Young + Restless – Self-titled
SCREEEAMMIIINNNGGGGGG!!!!!! Hitting you like a nail-gun to the temple after your jugular’s been ripped out by the girl you caught fucking your best friend, Canberra’s Young + Restless were the single greatest band in Australia to emerge this year and if there’s any justice in the world, they’ll be supporting Rage Against The Machine at their sideshow. It was worth the tinnitus picking up this album.
Babyshambles – Shotter’s Nation
Let’s hope Pete Doherty will one day be remembered for the music he writes and not for the newspapers he adorns for all the other reasons (but let’s face it, he won’t). Seriously, have most of you even listened to the romantic poetry in Down In Albion and Shotter’s Notion- Probably not you slash-fiction writing sheep. Un-Bilo-Titled is sublime.
Tegan and Sara – The Con
2005’s So Jealous was my most played record of 2006 (I caught on a little late) and it still rates as one of my favourite pop records of all-time. It’s near perfect. The Con, thankfully, didn’t disappoint. Taking everything I loved about their previous record and adding a little more edge and sass, they’ve made another charming record.

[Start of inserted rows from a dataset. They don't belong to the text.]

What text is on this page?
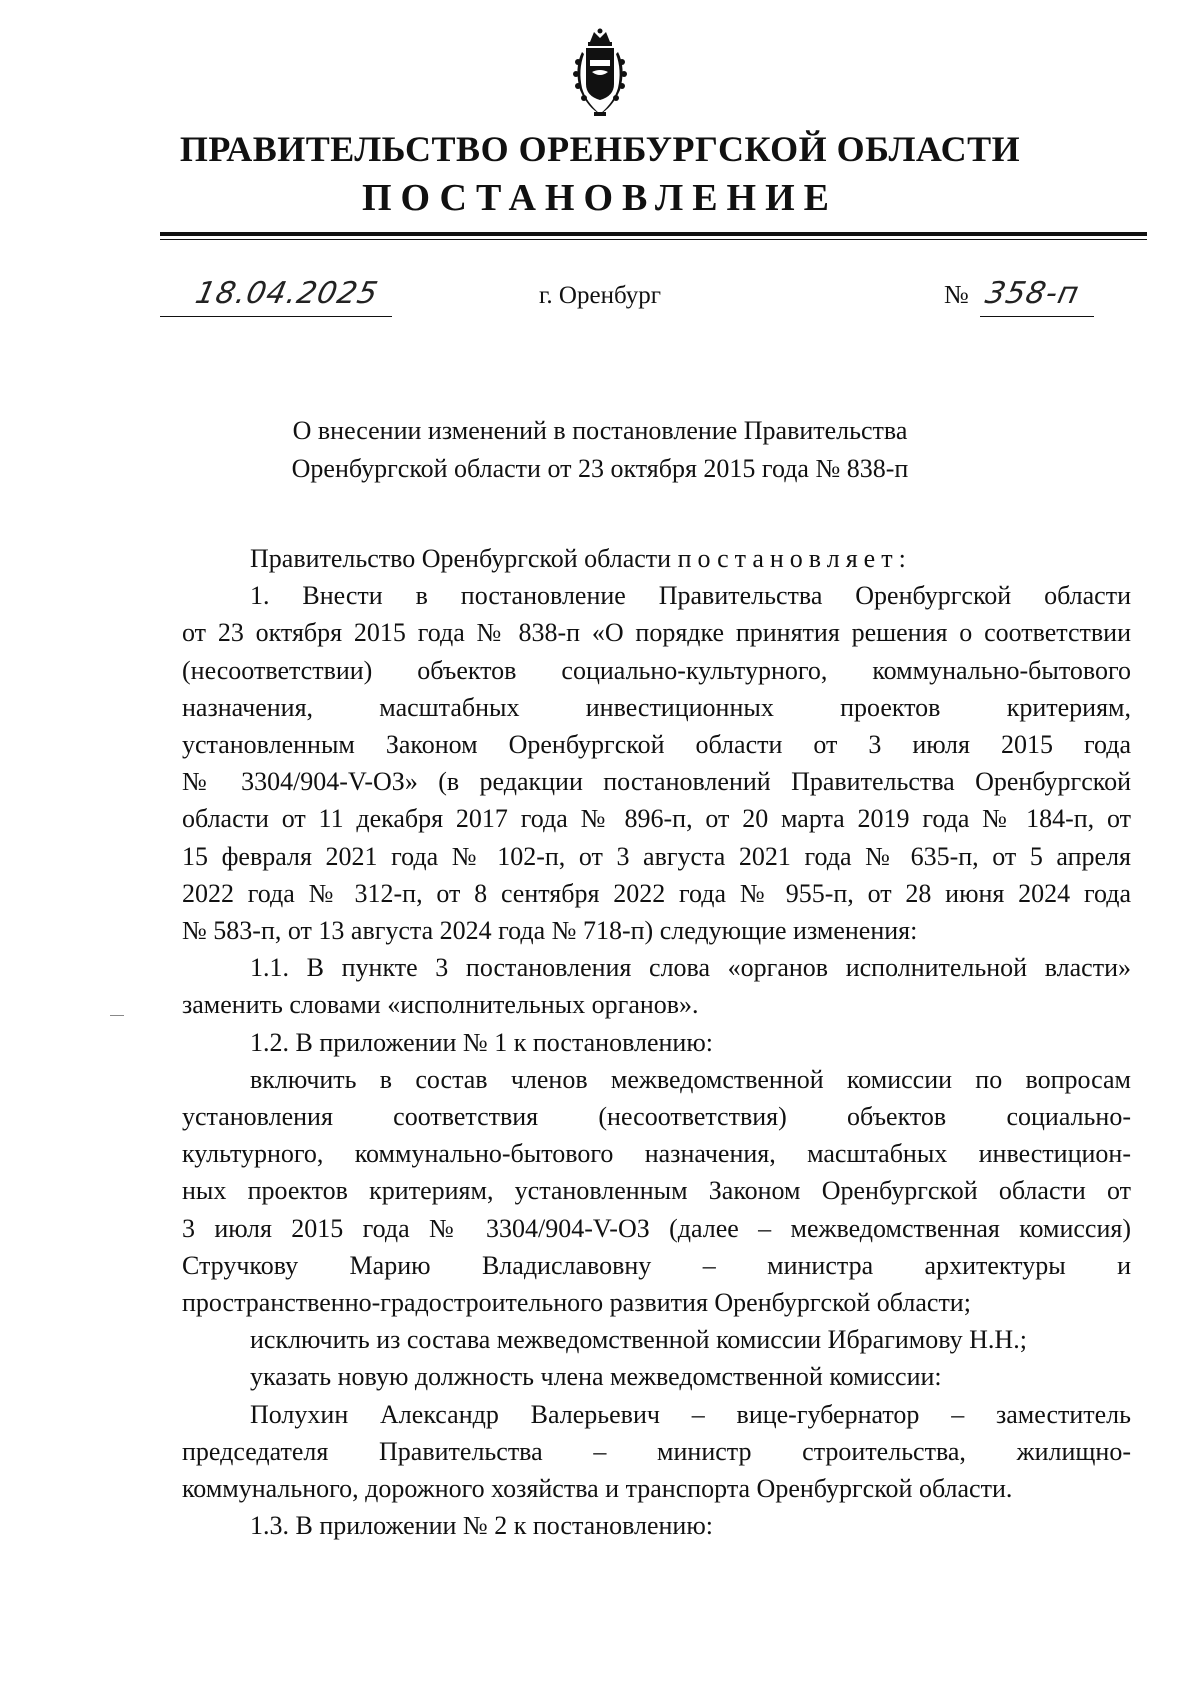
ПРАВИТЕЛЬСТВО ОРЕНБУРГСКОЙ ОБЛАСТИ
ПОСТАНОВЛЕНИЕ
18.04.2025	г. Оренбург	№ 358-п
О внесении изменений в постановление Правительства
Оренбургской области от 23 октября 2015 года № 838-п

Правительство Оренбургской области постановляет:

1. Внести в постановление Правительства Оренбургской области

от 23 октября 2015 года № 838-п «О порядке принятия решения о соответствии

(несоответствии) объектов социально-культурного, коммунально-бытового

назначения, масштабных инвестиционных проектов критериям,

установленным Законом Оренбургской области от 3 июля 2015 года

№ 3304/904-V-ОЗ» (в редакции постановлений Правительства Оренбургской

области от 11 декабря 2017 года № 896-п, от 20 марта 2019 года № 184-п, от

15 февраля 2021 года № 102-п, от 3 августа 2021 года № 635-п, от 5 апреля

2022 года № 312-п, от 8 сентября 2022 года № 955-п, от 28 июня 2024 года

№ 583-п, от 13 августа 2024 года № 718-п) следующие изменения:

1.1. В пункте 3 постановления слова «органов исполнительной власти»

заменить словами «исполнительных органов».

1.2. В приложении № 1 к постановлению:

включить в состав членов межведомственной комиссии по вопросам

установления соответствия (несоответствия) объектов социально-

культурного, коммунально-бытового назначения, масштабных инвестицион-

ных проектов критериям, установленным Законом Оренбургской области от

3 июля 2015 года № 3304/904-V-ОЗ (далее – межведомственная комиссия)

Стручкову Марию Владиславовну – министра архитектуры и

пространственно-градостроительного развития Оренбургской области;

исключить из состава межведомственной комиссии Ибрагимову Н.Н.;

указать новую должность члена межведомственной комиссии:

Полухин Александр Валерьевич – вице-губернатор – заместитель

председателя Правительства – министр строительства, жилищно-

коммунального, дорожного хозяйства и транспорта Оренбургской области.

1.3. В приложении № 2 к постановлению:
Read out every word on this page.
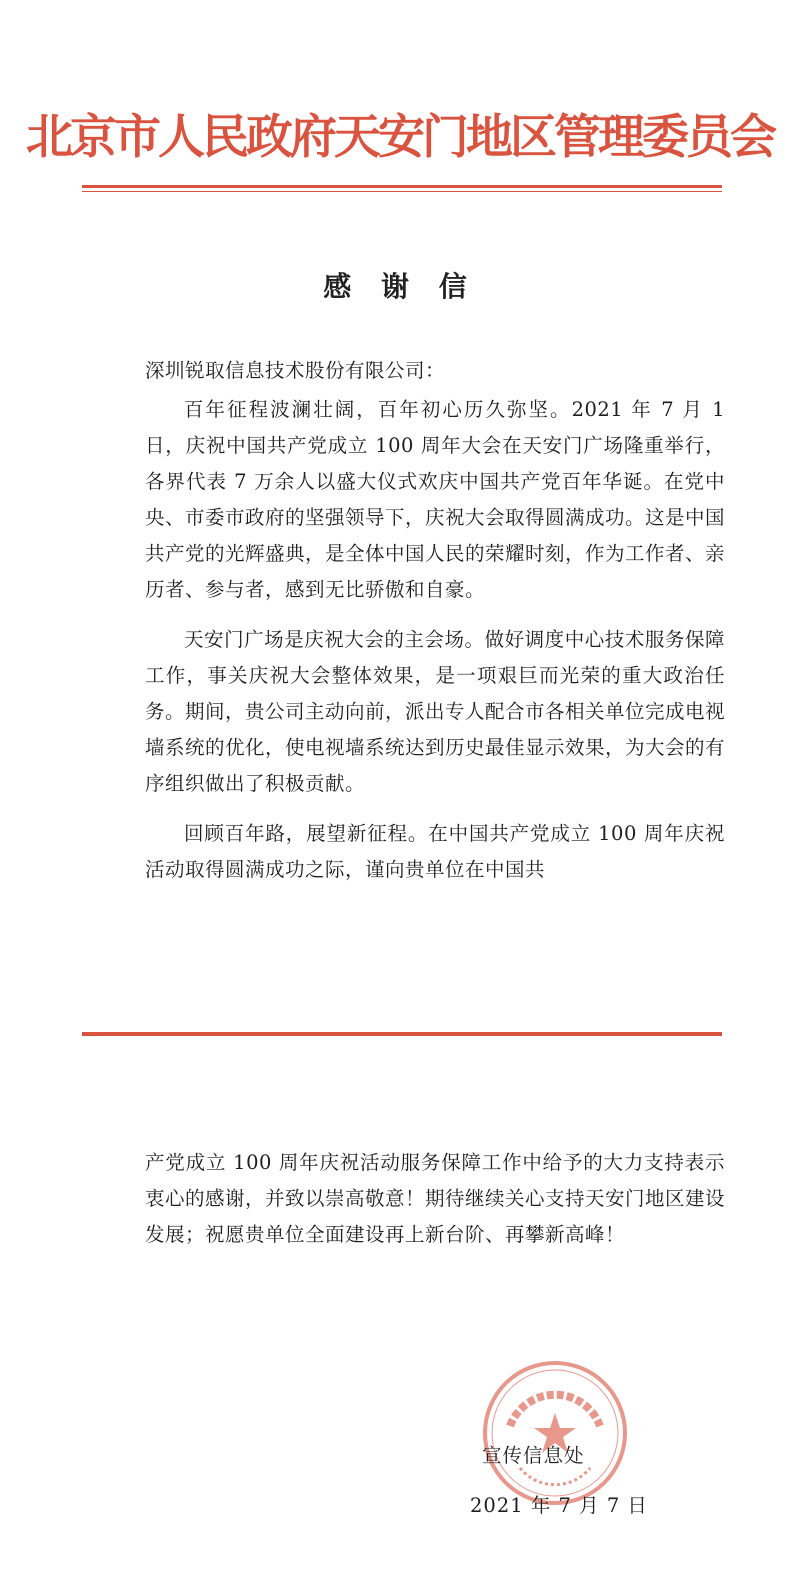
北京市人民政府天安门地区管理委员会
感 谢 信
深圳锐取信息技术股份有限公司：

百年征程波澜壮阔，百年初心历久弥坚。2021 年 7 月 1 日，庆祝中国共产党成立 100 周年大会在天安门广场隆重举行，各界代表 7 万余人以盛大仪式欢庆中国共产党百年华诞。在党中央、市委市政府的坚强领导下，庆祝大会取得圆满成功。这是中国共产党的光辉盛典，是全体中国人民的荣耀时刻，作为工作者、亲历者、参与者，感到无比骄傲和自豪。

天安门广场是庆祝大会的主会场。做好调度中心技术服务保障工作，事关庆祝大会整体效果，是一项艰巨而光荣的重大政治任务。期间，贵公司主动向前，派出专人配合市各相关单位完成电视墙系统的优化，使电视墙系统达到历史最佳显示效果，为大会的有序组织做出了积极贡献。

回顾百年路，展望新征程。在中国共产党成立 100 周年庆祝活动取得圆满成功之际，谨向贵单位在中国共

产党成立 100 周年庆祝活动服务保障工作中给予的大力支持表示衷心的感谢，并致以崇高敬意！期待继续关心支持天安门地区建设发展；祝愿贵单位全面建设再上新台阶、再攀新高峰！
宣传信息处
2021 年 7 月 7 日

Shocking Pinks – Self-titled
Dear New Zealand. Hi, how have you been- I’ve been meaning to say thanks for giving us Die! Die! Die! – the best band to emerge from the South Pacific in years – and, now, Shocking Pinks. It’s great that Flying Nun still have their finger on the pulse and it’s even better that this guy is in love with Kevin Shields. No seriously, thank you. I want more.